Die Psychologie kann mir also in diesem Fall nicht helfen. Denn wegtherapieren lassen will ich mir mein Warten auf Gott auf gar keinen Fall. Die Sehnsucht nach Gott ist für einen Mann Gottes wie mich ja geradezu das Lebenselixier. Natürlich hätte ich kein Problem damit, mich fragen zu lassen, wie es denn mal mit sieben Wochen ohne Handy neben dem Bett wäre.

Aber ich würde diesen suchtpräventiven säkularen Fastenratschlag nur ernst nehmen können, wenn er auch mein Warten auf Gott ernst nehmen und nicht als bemitleidenswerte Macke eines psychisch unreifen Ewiggestrigen belächeln würde.

Verzichten auf Gott?

Genau das ist es übrigens, was mich an vielen gutgemeinten Sieben-Wochen-ohne-Tipps stört: dass sie geistlich oft so desinteressiert sind. Vielleicht bin ich ein wenig zu streng, aber ich höre sie geradezu in meinem Kopf, die zahllosen Fastenaktionsstimmen, die mir eindringlich einzureden versuchen, der Clou beim Fasten bestehe darin, zu Heldinnen und Helden des Verzichts zu werden. Dabei verzichten diese Ratschläge in der Regel vor allem auf eins: auf Gott.

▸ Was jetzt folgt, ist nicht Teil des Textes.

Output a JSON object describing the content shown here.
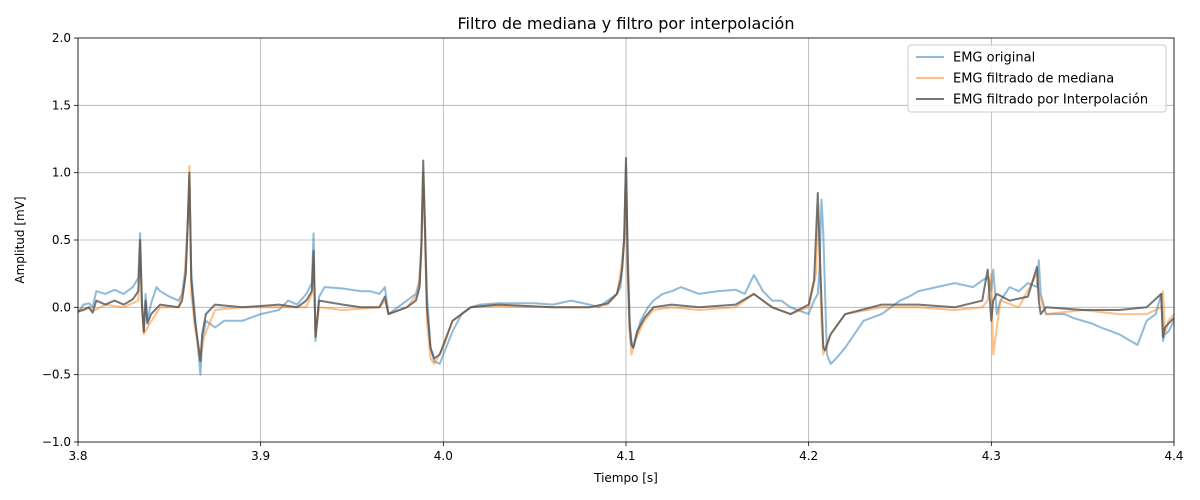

Ich werde diesen Stimmen heuer einen Deal vorschlagen und ihnen ant­worten: "Okay, ich verzichte sieben Wochen lang auf das Smartphone neben meinem Kopfkissen. Dafür verzichtet ihr sieben Wochen lang auf die Suggestion, dass es nur auf Selbstdisziplin ankommt, und widersteht der Versuchung, dass ihr eures eigenen Glückes Schmied sein müsst. Ich entferne das Handy aus meinem Schlafzimmer. Und ihr versucht in diesem Jahr sieben Wochen lang nicht, zu verzweifelten Lebenskunstheldinnen und Lebenskunsthelden werden zu wollen. Es reicht, wenn ihr euch für Gott offenhaltet. Seine Gnade genügt."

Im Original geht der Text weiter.